Heart failure is among the greatest challenges of modern medicine and over a lifetime affects approximately one in four people. The company Seling has introduced a technology that enables non-invasive, remote monitoring of so-called filling pressures in the heart – a key indicator of impending deterioration. The aim is to detect problems before prominent symptoms appear and the patient ends up in the hospital.
What today’s telemonitoring does and where it hits its limits
In Germany, a national telemonitoring program is already in operation: patients with more severe disease have a defibrillator implanted, while in others weight, blood pressure, and ECG are monitored and treatment is adjusted based on changes. Such oversight detects the rise in symptoms mainly in the last days before hospitalization. In heart failure, however, problems begin earlier, with a gradual increase in the so-called filling pressures in the heart.
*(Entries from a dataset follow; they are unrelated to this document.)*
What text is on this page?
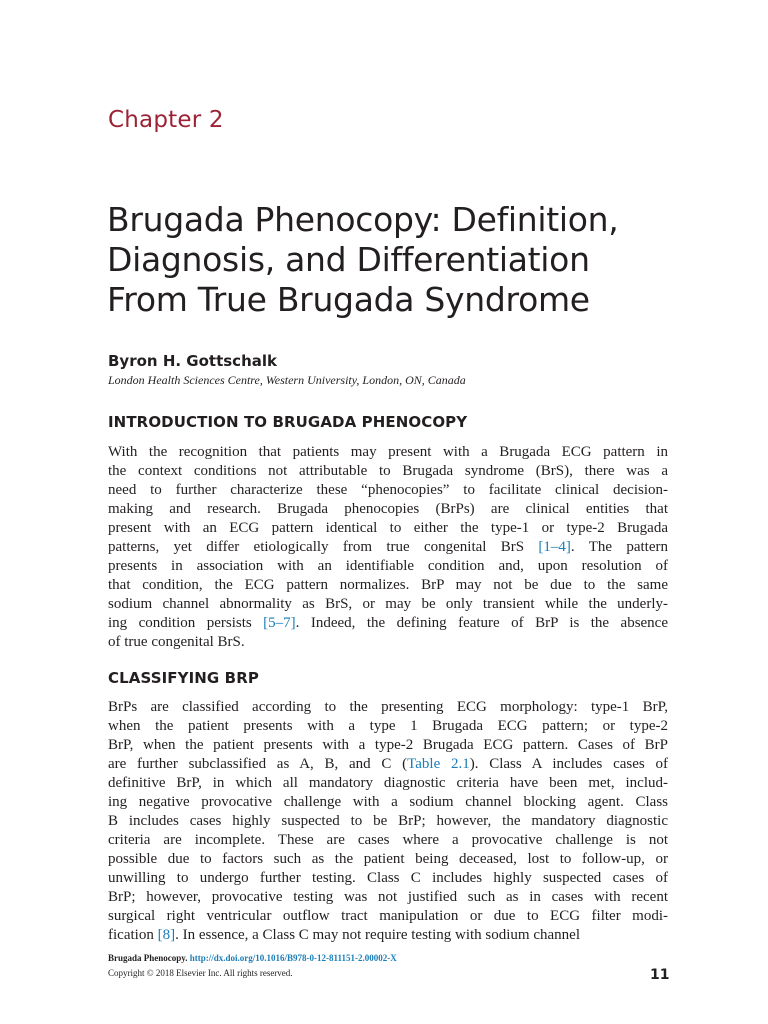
Chapter 2
Brugada Phenocopy: Definition,
Diagnosis, and Differentiation
From True Brugada Syndrome
Byron H. Gottschalk
London Health Sciences Centre, Western University, London, ON, Canada
INTRODUCTION TO BRUGADA PHENOCOPY
With the recognition that patients may present with a Brugada ECG pattern in
the context conditions not attributable to Brugada syndrome (BrS), there was a
need to further characterize these “phenocopies” to facilitate clinical decision-
making and research. Brugada phenocopies (BrPs) are clinical entities that
present with an ECG pattern identical to either the type-1 or type-2 Brugada
patterns, yet differ etiologically from true congenital BrS [1–4]. The pattern
presents in association with an identifiable condition and, upon resolution of
that condition, the ECG pattern normalizes. BrP may not be due to the same
sodium channel abnormality as BrS, or may be only transient while the underly-
ing condition persists [5–7]. Indeed, the defining feature of BrP is the absence
of true congenital BrS.
CLASSIFYING BRP
BrPs are classified according to the presenting ECG morphology: type-1 BrP,
when the patient presents with a type 1 Brugada ECG pattern; or type-2
BrP, when the patient presents with a type-2 Brugada ECG pattern. Cases of BrP
are further subclassified as A, B, and C (Table 2.1). Class A includes cases of
definitive BrP, in which all mandatory diagnostic criteria have been met, includ-
ing negative provocative challenge with a sodium channel blocking agent. Class
B includes cases highly suspected to be BrP; however, the mandatory diagnostic
criteria are incomplete. These are cases where a provocative challenge is not
possible due to factors such as the patient being deceased, lost to follow-up, or
unwilling to undergo further testing. Class C includes highly suspected cases of
BrP; however, provocative testing was not justified such as in cases with recent
surgical right ventricular outflow tract manipulation or due to ECG filter modi-
fication [8]. In essence, a Class C may not require testing with sodium channel
Brugada Phenocopy. http://dx.doi.org/10.1016/B978-0-12-811151-2.00002-X
Copyright © 2018 Elsevier Inc. All rights reserved.	11
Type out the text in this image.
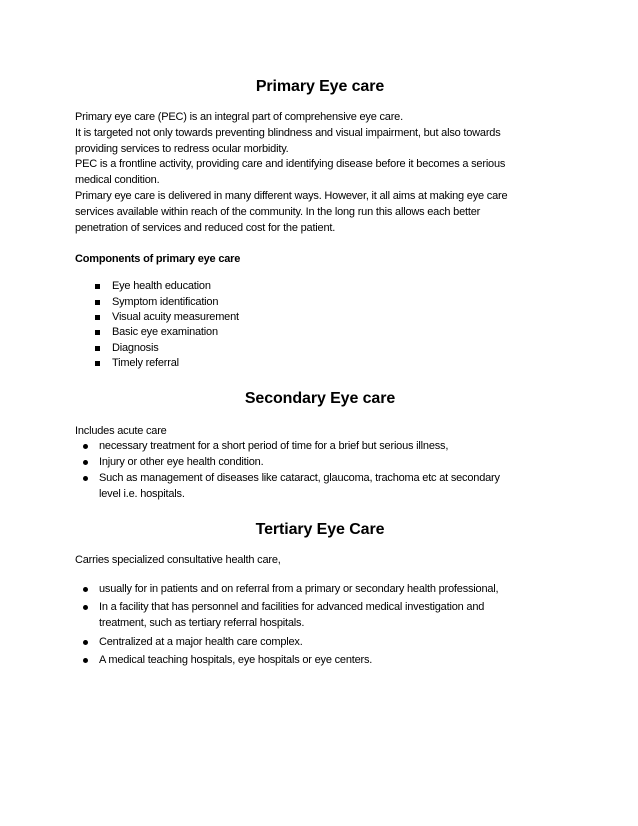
Primary Eye care
Primary eye care (PEC) is an integral part of comprehensive eye care.
It is targeted not only towards preventing blindness and visual impairment, but also towards
providing services to redress ocular morbidity.
PEC is a frontline activity, providing care and identifying disease before it becomes a serious
medical condition.
Primary eye care is delivered in many different ways. However, it all aims at making eye care
services available within reach of the community. In the long run this allows each better
penetration of services and reduced cost for the patient.
Components of primary eye care
Eye health education
Symptom identification
Visual acuity measurement
Basic eye examination
Diagnosis
Timely referral
Secondary Eye care
Includes acute care
necessary treatment for a short period of time for a brief but serious illness,
Injury or other eye health condition.
Such as management of diseases like cataract, glaucoma, trachoma etc at secondary
level i.e. hospitals.
Tertiary Eye Care
Carries specialized consultative health care,
usually for in patients and on referral from a primary or secondary health professional,
In a facility that has personnel and facilities for advanced medical investigation and
treatment, such as tertiary referral hospitals.
Centralized at a major health care complex.
A medical teaching hospitals, eye hospitals or eye centers.
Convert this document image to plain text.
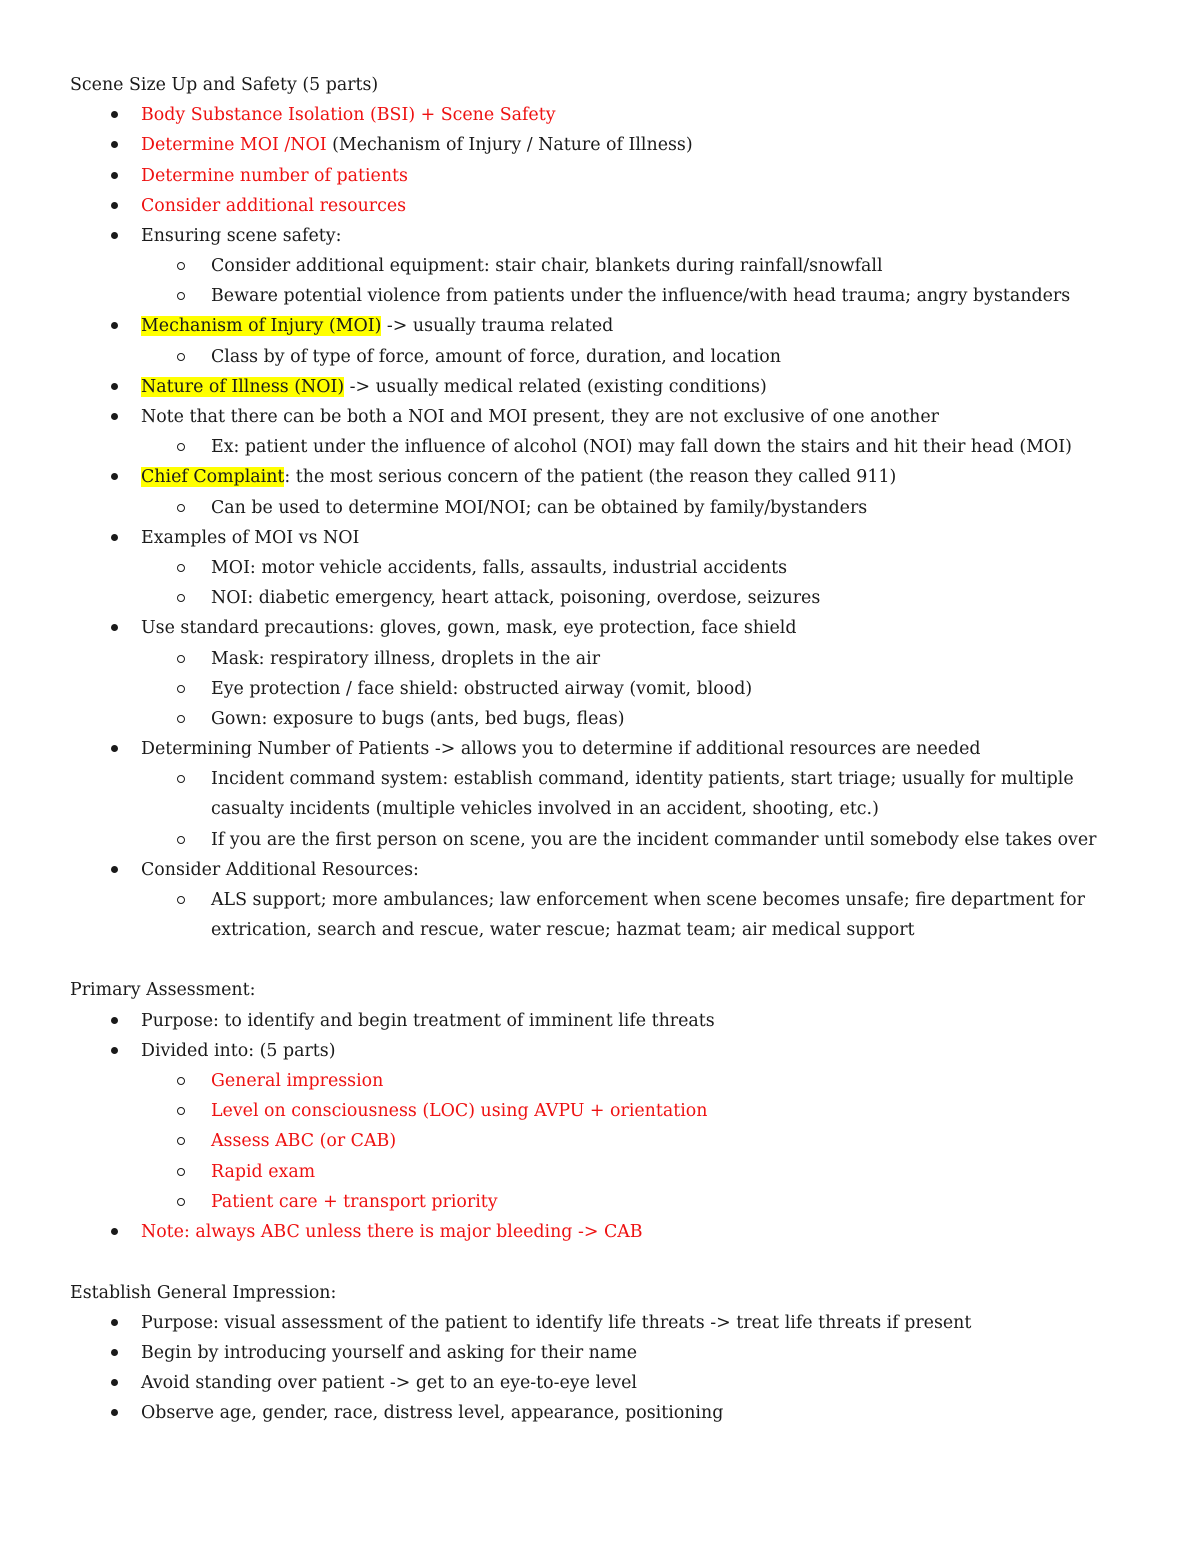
Scene Size Up and Safety (5 parts)
Body Substance Isolation (BSI) + Scene Safety
Determine MOI /NOI (Mechanism of Injury / Nature of Illness)
Determine number of patients
Consider additional resources
Ensuring scene safety:
Consider additional equipment: stair chair, blankets during rainfall/snowfall
Beware potential violence from patients under the influence/with head trauma; angry bystanders
Mechanism of Injury (MOI) -> usually trauma related
Class by of type of force, amount of force, duration, and location
Nature of Illness (NOI) -> usually medical related (existing conditions)
Note that there can be both a NOI and MOI present, they are not exclusive of one another
Ex: patient under the influence of alcohol (NOI) may fall down the stairs and hit their head (MOI)
Chief Complaint: the most serious concern of the patient (the reason they called 911)
Can be used to determine MOI/NOI; can be obtained by family/bystanders
Examples of MOI vs NOI
MOI: motor vehicle accidents, falls, assaults, industrial accidents
NOI: diabetic emergency, heart attack, poisoning, overdose, seizures
Use standard precautions: gloves, gown, mask, eye protection, face shield
Mask: respiratory illness, droplets in the air
Eye protection / face shield: obstructed airway (vomit, blood)
Gown: exposure to bugs (ants, bed bugs, fleas)
Determining Number of Patients -> allows you to determine if additional resources are needed
Incident command system: establish command, identity patients, start triage; usually for multiple
casualty incidents (multiple vehicles involved in an accident, shooting, etc.)
If you are the first person on scene, you are the incident commander until somebody else takes over
Consider Additional Resources:
ALS support; more ambulances; law enforcement when scene becomes unsafe; fire department for
extrication, search and rescue, water rescue; hazmat team; air medical support
Primary Assessment:
Purpose: to identify and begin treatment of imminent life threats
Divided into: (5 parts)
General impression
Level on consciousness (LOC) using AVPU + orientation
Assess ABC (or CAB)
Rapid exam
Patient care + transport priority
Note: always ABC unless there is major bleeding -> CAB
Establish General Impression:
Purpose: visual assessment of the patient to identify life threats -> treat life threats if present
Begin by introducing yourself and asking for their name
Avoid standing over patient -> get to an eye-to-eye level
Observe age, gender, race, distress level, appearance, positioning
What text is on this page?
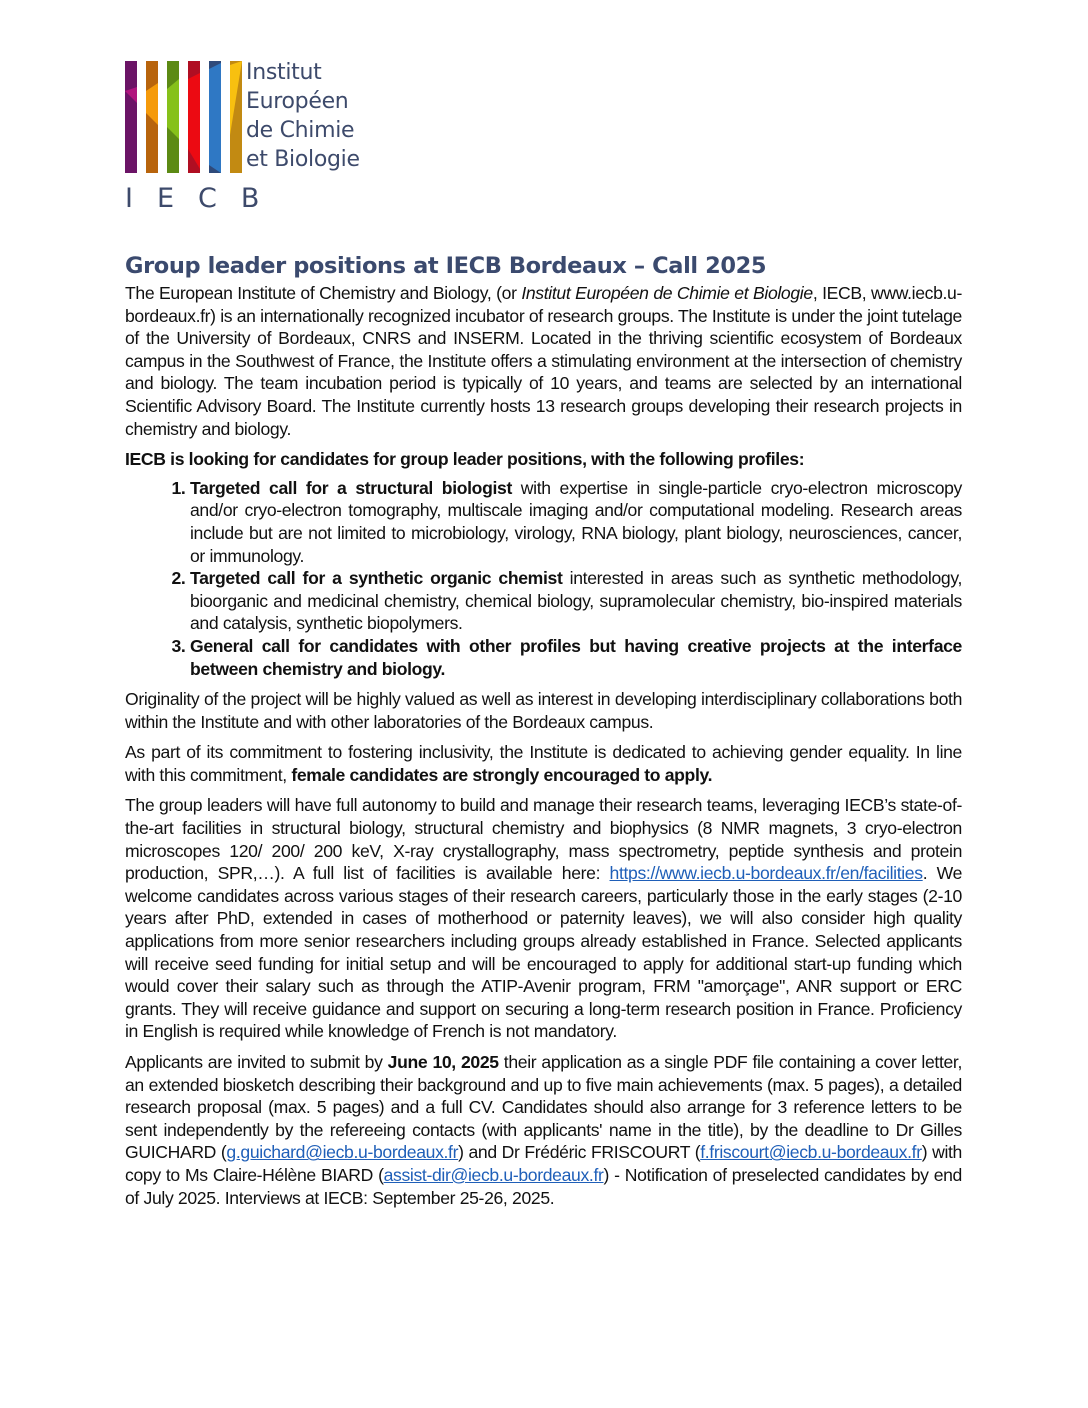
Institut
Européen
de Chimie
et Biologie
I E C B
Group leader positions at IECB Bordeaux – Call 2025

The European Institute of Chemistry and Biology, (or Institut Européen de Chimie et Biologie, IECB, www.iecb.u-bordeaux.fr) is an internationally recognized incubator of research groups. The Institute is under the joint tutelage of the University of Bordeaux, CNRS and INSERM. Located in the thriving scientific ecosystem of Bordeaux campus in the Southwest of France, the Institute offers a stimulating environment at the intersection of chemistry and biology. The team incubation period is typically of 10 years, and teams are selected by an international Scientific Advisory Board. The Institute currently hosts 13 research groups developing their research projects in chemistry and biology.

IECB is looking for candidates for group leader positions, with the following profiles:

1. Targeted call for a structural biologist with expertise in single-particle cryo-electron microscopy and/or cryo-electron tomography, multiscale imaging and/or computational modeling. Research areas include but are not limited to microbiology, virology, RNA biology, plant biology, neurosciences, cancer, or immunology.
2. Targeted call for a synthetic organic chemist interested in areas such as synthetic methodology, bioorganic and medicinal chemistry, chemical biology, supramolecular chemistry, bio-inspired materials and catalysis, synthetic biopolymers.
3. General call for candidates with other profiles but having creative projects at the interface between chemistry and biology.

Originality of the project will be highly valued as well as interest in developing interdisciplinary collaborations both within the Institute and with other laboratories of the Bordeaux campus.

As part of its commitment to fostering inclusivity, the Institute is dedicated to achieving gender equality. In line with this commitment, female candidates are strongly encouraged to apply.

The group leaders will have full autonomy to build and manage their research teams, leveraging IECB’s state-of-the-art facilities in structural biology, structural chemistry and biophysics (8 NMR magnets, 3 cryo-electron microscopes 120/ 200/ 200 keV, X-ray crystallography, mass spectrometry, peptide synthesis and protein production, SPR,…). A full list of facilities is available here: https://www.iecb.u-bordeaux.fr/en/facilities. We welcome candidates across various stages of their research careers, particularly those in the early stages (2-10 years after PhD, extended in cases of motherhood or paternity leaves), we will also consider high quality applications from more senior researchers including groups already established in France. Selected applicants will receive seed funding for initial setup and will be encouraged to apply for additional start-up funding which would cover their salary such as through the ATIP-Avenir program, FRM "amorçage", ANR support or ERC grants. They will receive guidance and support on securing a long-term research position in France. Proficiency in English is required while knowledge of French is not mandatory.

Applicants are invited to submit by June 10, 2025 their application as a single PDF file containing a cover letter, an extended biosketch describing their background and up to five main achievements (max. 5 pages), a detailed research proposal (max. 5 pages) and a full CV. Candidates should also arrange for 3 reference letters to be sent independently by the refereeing contacts (with applicants' name in the title), by the deadline to Dr Gilles GUICHARD (g.guichard@iecb.u-bordeaux.fr) and Dr Frédéric FRISCOURT (f.friscourt@iecb.u-bordeaux.fr) with copy to Ms Claire-Hélène BIARD (assist-dir@iecb.u-bordeaux.fr) - Notification of preselected candidates by end of July 2025. Interviews at IECB: September 25-26, 2025.
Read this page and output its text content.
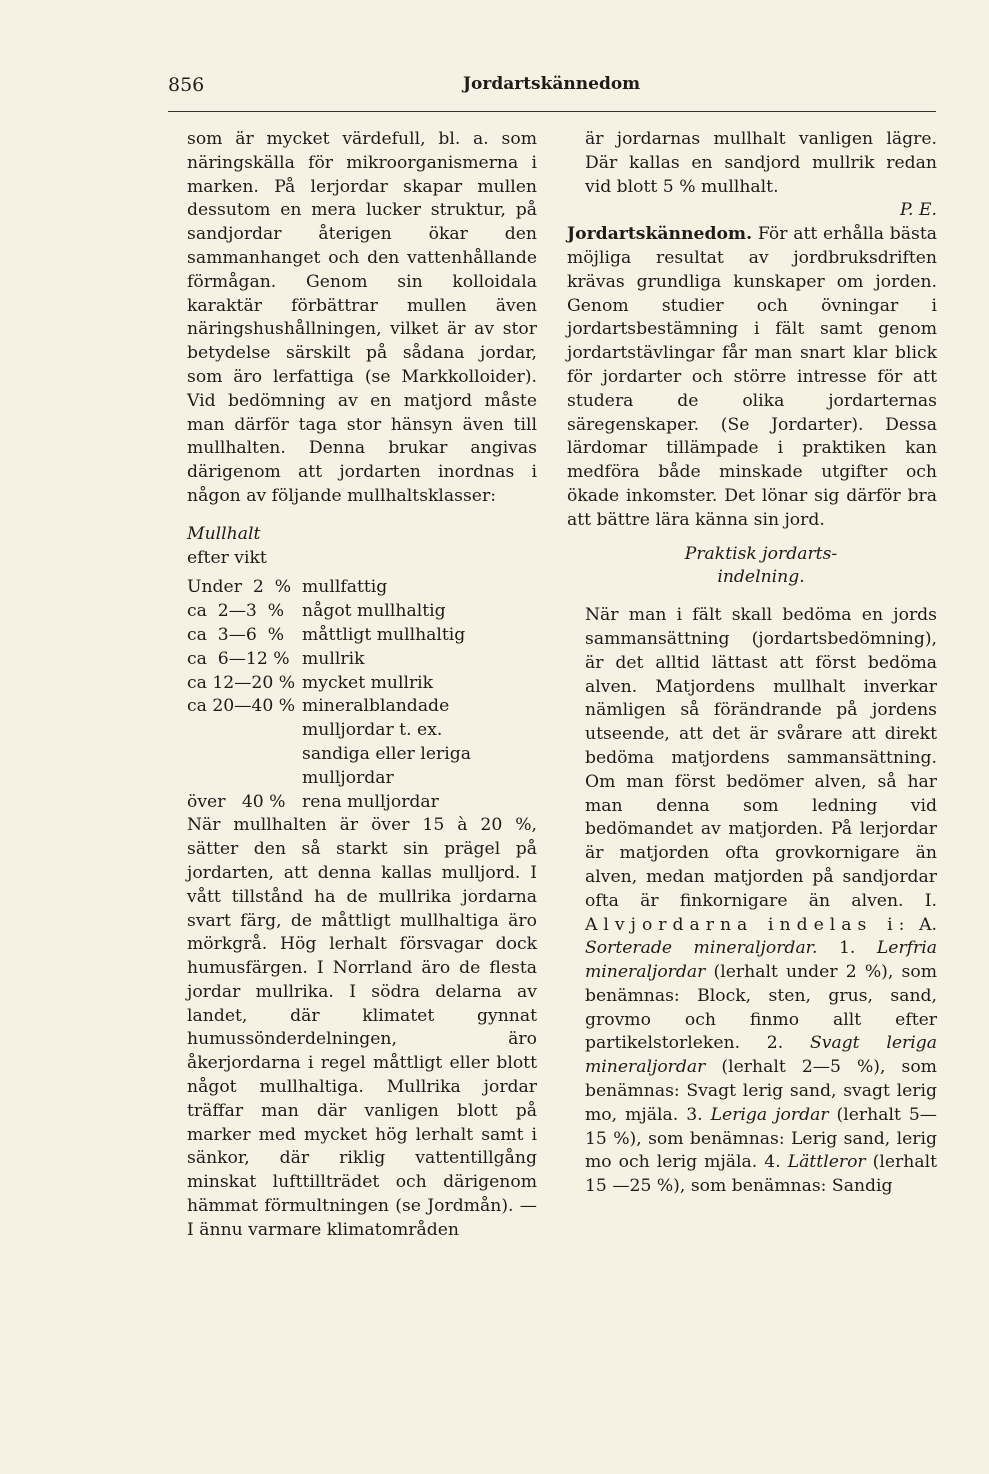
856	Jordartskännedom

som är mycket värdefull, bl. a. som näringskälla för mikroorganismerna i marken. På lerjordar skapar mullen dessutom en mera lucker struktur, på sandjordar återigen ökar den sammanhanget och den vattenhållande förmågan. Genom sin kolloidala karaktär förbättrar mullen även näringshushållningen, vilket är av stor betydelse särskilt på sådana jordar, som äro lerfattiga (se Markkolloider). Vid bedömning av en matjord måste man därför taga stor hänsyn även till mullhalten. Denna brukar angivas därigenom att jordarten inordnas i någon av följande mullhaltsklasser:

Mullhalt
efter vikt
Under  2  % mullfattig
ca  2—3  %	något mullhaltig
ca  3—6  %	måttligt mullhaltig
ca  6—12 % mullrik
ca 12—20 % mycket mullrik
ca 20—40 % mineralblandade mulljordar t. ex. sandiga eller leriga mulljordar
över   40 % rena mulljordar

När mullhalten är över 15 à 20 %, sätter den så starkt sin prägel på jordarten, att denna kallas mulljord. I vått tillstånd ha de mullrika jordarna svart färg, de måttligt mullhaltiga äro mörkgrå. Hög lerhalt försvagar dock humusfärgen. I Norrland äro de flesta jordar mullrika. I södra delarna av landet, där klimatet gynnat humussönderdelningen, äro åkerjordarna i regel måttligt eller blott något mullhaltiga. Mullrika jordar träffar man där vanligen blott på marker med mycket hög lerhalt samt i sänkor, där riklig vattentillgång minskat lufttillträdet och därigenom hämmat förmultningen (se Jordmån). — I ännu varmare klimatområden

är jordarnas mullhalt vanligen lägre. Där kallas en sandjord mullrik redan vid blott 5 % mullhalt.

P. E.

Jordartskännedom. För att erhålla bästa möjliga resultat av jordbruksdriften krävas grundliga kunskaper om jorden. Genom studier och övningar i jordartsbestämning i fält samt genom jordartstävlingar får man snart klar blick för jordarter och större intresse för att studera de olika jordarternas säregenskaper. (Se Jordarter). Dessa lärdomar tillämpade i praktiken kan medföra både minskade utgifter och ökade inkomster. Det lönar sig därför bra att bättre lära känna sin jord.

Praktisk jordarts-
indelning.

När man i fält skall bedöma en jords sammansättning (jordartsbedömning), är det alltid lättast att först bedöma alven. Matjordens mullhalt inverkar nämligen så förändrande på jordens utseende, att det är svårare att direkt bedöma matjordens sammansättning. Om man först bedömer alven, så har man denna som ledning vid bedömandet av matjorden. På lerjordar är matjorden ofta grovkornigare än alven, medan matjorden på sandjordar ofta är finkornigare än alven. I. Alvjordarna indelas i: A. Sorterade mineraljordar. 1. Lerfria mineraljordar (lerhalt under 2 %), som benämnas: Block, sten, grus, sand, grovmo och finmo allt efter partikelstorleken. 2. Svagt leriga mineraljordar (lerhalt 2—5 %), som benämnas: Svagt lerig sand, svagt lerig mo, mjäla. 3. Leriga jordar (lerhalt 5—15 %), som benämnas: Lerig sand, lerig mo och lerig mjäla. 4. Lättleror (lerhalt 15 —25 %), som benämnas: Sandig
It is precisely these internal pressures that are an early signal that standard non-invasive measurements often fail to capture.
How the new filling pressure measurement works
Seling’s solution calculates filling pressures remotely using a standard pulse oximeter that the patient has at home. The measurement is performed in two positions, the data are sent via Bluetooth and the internet to servers, where artificial intelligence algorithms estimate the filling pressures. The technology was validated against the gold standard – right heart catheterization. It is a medical device certified under the EU MDR in class IIb, and the development results are being published in international scientific journals.
In Slovakia, more than 700 patients are already in the telemonitoring program, and cardiologists collaborate with them, with a team of doctors and nurses from Seling reporting only clinically important changes. In Germany, the technology is added to the existing telemonitoring as a supplement, and pilots are underway in other countries as well. Preliminary six-month data from the service in Slovakia suggest a significant reduction in hospitalizations and deaths with a relatively low burden: for every 100 patients per month, about 18 phone calls, approximately 10 treatment adjustments, and only a few in-person visits. The team wants to continue with this setup and expand access to care for as many patients as possible.